Nach einer Lokalanästhesie bringen wir einen Dammschnitt an - hierbei wird wie beim Mensch die Vulva im oberen Teil eingeschnitten, um den Geburtskanal zu erweitern. Nun endlich gelingt es problemlos, durch Zug und leichte Rotation des Neugeborenen und unterstützt von den Presswehen den zweiten Welpen zur Welt zu bringen. Schnell wird die Fruchtblase geöffnet und das Tier abgenabelt - erfreut stellen wir fest, dass das Kleine sofort zu atmen beginnt und die Mutter es trocken leckt. Nun entfernen wir auch die Nachgeburt aus dem Geburtskanal und nähen den Dammschnitt. Kurze Zeit später können wir die frischgebackene Mutter mit ihren beiden hungrigen und sehr lebendigen Neugeborenen wieder nach Hause entlassen.

Dammschnitt

Wissenschaftliches

Wie beim Menschen kann es auch beim Tier zu Geburtsproblemen kommen. Risikofaktoren für eine Schwergeburt können zB die Rasse des Hundes, Grösse des Wurfes oder Alter und Grösse der Mutter darstellen. Chihuahuas weisen aufgrund des verhältnismässig grossen Kopfes häufiger Geburtsprobleme auf als der Durchschnittshund; bei kleinen Würfen werden die Föten bis zum Geburtstermin auch eher etwas grösser als bei mittelgrossen Würfen. Wenn die Mutter sehr jung und möglicherweise noch nicht gänzlich ausgewachsen ist, kann der ungeborene Welpe ebenfalls zu gross für den Geburtskanal sein. Kann die Mutter nicht auf natürlichem Weg gebären, kann ein Kaiserschnitt nötig sein. Im Gegensatz zum Menschen muss beim Tier die Operation aber unter Vollnarkose erfolgen - entsprechend liegen die Neugeborenen ebenfalls in Narkose, was einen Risikofaktor darstellt. Die Notwendigkeit eines Kaiserschnitts muss entsprechend jeweils sorgfältig abgewogen werden.

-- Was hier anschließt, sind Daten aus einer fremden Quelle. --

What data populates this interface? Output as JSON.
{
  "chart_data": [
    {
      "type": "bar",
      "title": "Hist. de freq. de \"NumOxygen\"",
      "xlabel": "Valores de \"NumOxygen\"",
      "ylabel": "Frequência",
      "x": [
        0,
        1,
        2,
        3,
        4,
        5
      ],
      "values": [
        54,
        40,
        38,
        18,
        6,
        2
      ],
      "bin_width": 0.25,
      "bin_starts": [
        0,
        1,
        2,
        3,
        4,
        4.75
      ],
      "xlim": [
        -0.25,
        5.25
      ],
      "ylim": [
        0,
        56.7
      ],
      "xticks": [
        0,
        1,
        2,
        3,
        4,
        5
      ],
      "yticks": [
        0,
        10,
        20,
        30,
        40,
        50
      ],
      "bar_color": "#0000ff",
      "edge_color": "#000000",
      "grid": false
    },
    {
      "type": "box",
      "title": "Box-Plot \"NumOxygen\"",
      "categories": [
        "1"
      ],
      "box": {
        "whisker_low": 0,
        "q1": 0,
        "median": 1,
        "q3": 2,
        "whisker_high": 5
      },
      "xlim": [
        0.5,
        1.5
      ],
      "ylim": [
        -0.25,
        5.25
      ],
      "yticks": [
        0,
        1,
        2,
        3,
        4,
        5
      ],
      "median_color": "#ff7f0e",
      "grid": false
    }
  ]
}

Sehr aussergewöhnlich bei Peach war, dass der zweite Welpe nicht wie üblich aufgrund eines zu engen Beckenkanals (der Welpenkopf passt nicht durch das Becken der Mutter) sondern aufgrund einer relativ zu kleinen Scheidenöffnung an der Geburt gehindert wurde. Der Dammschnitt wird beim Menschen häufig angewendet und war auch bei Peach die rettende kleine Operation; beim Hund ist diese Intervention aber sehr selten nötig.

Als Alternative zum Dammschnitt hätte der Welpe wieder in die Gebärmutter zurückgeschoben und dann per Kaiserschnitt geboren werden müssen - was aufgrund der erwähnten involvierten Risiken keine gute Therapieoption gewesen wäre.